Когда он ехал в Питер в 2000 году, говорил: «Может, там с Кушнером увижусь», местные поэты нагружали на него рюкзак своих книг. И он действительно был приглашён к Кушнеру, дарил ему эти книги, а потом рассказывал, как тот трогательным голосом говорил: «Борис, я вас прошу, больше не делайте так, не привозите мне эти книги!» — чуть ли не со слезами на глазах. И в какой-то момент, когда я повёз книги уральцев на Конгресс, Боря отобрал у меня эти книги и выкинул их в помойку. Не потому, что, типа, конкуренты и нельзя помогать — Боря был щедрый парень, он посылал Ермолаевой стихи Тягунова, Тиновской и других, рекомендовал Комарову… Но он был против того, чтобы жить этим контекстом. Он не хотел этого.

— Думаю, уральский литпроцесс с тех пор пошёл далеко вперёд. Во всяком случае, то, что происходит сейчас с поэзией Урала, нельзя назвать каким-то коконом или местничеством. Я имею в виду антологии Волковой и Кальпиди, деятельность журнала «Урал»… Но у меня почему-то — по его дневникам и по воспоминаниям о нём — закрепилось представление, что Рыжего не очень-то понимали на родине.
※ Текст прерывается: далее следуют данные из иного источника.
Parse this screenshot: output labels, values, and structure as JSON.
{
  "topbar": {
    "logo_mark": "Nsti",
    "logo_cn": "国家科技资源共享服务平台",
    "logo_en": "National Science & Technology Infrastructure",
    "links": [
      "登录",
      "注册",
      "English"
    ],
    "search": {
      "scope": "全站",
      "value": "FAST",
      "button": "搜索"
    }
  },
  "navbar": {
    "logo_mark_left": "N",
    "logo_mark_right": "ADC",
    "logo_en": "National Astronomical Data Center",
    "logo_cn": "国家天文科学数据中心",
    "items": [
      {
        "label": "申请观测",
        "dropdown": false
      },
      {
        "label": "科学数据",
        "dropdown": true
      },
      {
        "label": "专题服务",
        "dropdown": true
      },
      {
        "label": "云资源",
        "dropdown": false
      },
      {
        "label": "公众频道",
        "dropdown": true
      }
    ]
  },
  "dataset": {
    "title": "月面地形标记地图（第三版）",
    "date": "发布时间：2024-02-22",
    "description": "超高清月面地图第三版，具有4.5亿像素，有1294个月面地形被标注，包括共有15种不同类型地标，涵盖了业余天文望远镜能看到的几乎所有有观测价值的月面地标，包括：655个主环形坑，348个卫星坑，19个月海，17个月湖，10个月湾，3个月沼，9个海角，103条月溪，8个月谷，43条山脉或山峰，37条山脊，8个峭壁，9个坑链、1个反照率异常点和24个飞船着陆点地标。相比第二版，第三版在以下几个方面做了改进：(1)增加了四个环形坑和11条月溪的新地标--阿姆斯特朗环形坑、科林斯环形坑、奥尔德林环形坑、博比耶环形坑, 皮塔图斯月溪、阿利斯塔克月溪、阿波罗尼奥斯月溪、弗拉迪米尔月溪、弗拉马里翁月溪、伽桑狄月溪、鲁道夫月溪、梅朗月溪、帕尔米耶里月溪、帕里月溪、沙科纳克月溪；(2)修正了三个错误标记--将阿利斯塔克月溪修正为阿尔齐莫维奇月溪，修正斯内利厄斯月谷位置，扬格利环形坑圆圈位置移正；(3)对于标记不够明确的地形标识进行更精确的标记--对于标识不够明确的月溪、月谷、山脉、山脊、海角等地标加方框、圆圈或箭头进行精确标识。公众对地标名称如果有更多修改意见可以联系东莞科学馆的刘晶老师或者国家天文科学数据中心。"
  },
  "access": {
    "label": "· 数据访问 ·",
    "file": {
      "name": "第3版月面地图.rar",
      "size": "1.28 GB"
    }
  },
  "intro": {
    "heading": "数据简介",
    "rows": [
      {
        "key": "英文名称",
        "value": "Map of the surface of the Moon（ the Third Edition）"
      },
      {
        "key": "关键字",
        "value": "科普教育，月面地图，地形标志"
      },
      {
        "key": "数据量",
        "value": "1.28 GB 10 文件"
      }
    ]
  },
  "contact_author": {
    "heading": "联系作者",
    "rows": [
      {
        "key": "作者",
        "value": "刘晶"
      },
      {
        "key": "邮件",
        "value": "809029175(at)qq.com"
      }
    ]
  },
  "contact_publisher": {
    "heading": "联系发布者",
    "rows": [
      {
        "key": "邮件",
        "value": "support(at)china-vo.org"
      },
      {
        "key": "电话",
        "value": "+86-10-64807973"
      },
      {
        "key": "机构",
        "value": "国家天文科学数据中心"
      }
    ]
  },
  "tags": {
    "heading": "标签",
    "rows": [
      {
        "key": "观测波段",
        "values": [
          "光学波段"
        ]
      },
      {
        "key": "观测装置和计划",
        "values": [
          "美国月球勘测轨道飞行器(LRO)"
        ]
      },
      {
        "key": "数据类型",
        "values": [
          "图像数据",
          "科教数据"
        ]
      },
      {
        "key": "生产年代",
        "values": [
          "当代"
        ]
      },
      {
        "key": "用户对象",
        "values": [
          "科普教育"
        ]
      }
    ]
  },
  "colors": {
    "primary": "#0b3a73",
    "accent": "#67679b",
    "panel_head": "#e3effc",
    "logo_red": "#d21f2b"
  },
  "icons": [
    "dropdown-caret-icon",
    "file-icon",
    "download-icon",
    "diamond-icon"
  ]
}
– Я сам в 1996-м не считал Бориса гением. И никто не считал. Он был один из самых талантливых и подающих надежды. Но его достижения, конечно, были все впереди. И его стихи, даже высшей пробы, не сто рублей, чтобы всем нравиться. К тому же на Урале была нормальная такая ревность — действительно, что это такое, парню двадцать лет, а он уже в Роттердам поехал. Были и люди, которые очень поддерживали его в начале 90-х, но которые не простили ему это переключение на московский контекст. Боря же педалировал это — дразнил всех: он возвращался из Москвы — и рассказывал всякие небылицы, возвращался из Питера — и рассказывал, что Кушнер получил премию и купил «Мерседес». Люди верили. Или что он такой же прожжённый, и Кушнер обещал ему «Северную Пальмиру». Два-три человека, я не буду их называть, но они просто бесились. В своей неудачливости все равны — а у него там публикация, сям публикация… Ведь книга в «Пушкинском фонде», премия «Антибукер», поездка в Роттердам — это всё один год. У людей был шок, он реально сломал систему, порушил иерархии. И на этом фоне их достижения, скромные и так, они просто все поблекли. Так что раздавался страшный стук вставных челюстей, которые падали на пол.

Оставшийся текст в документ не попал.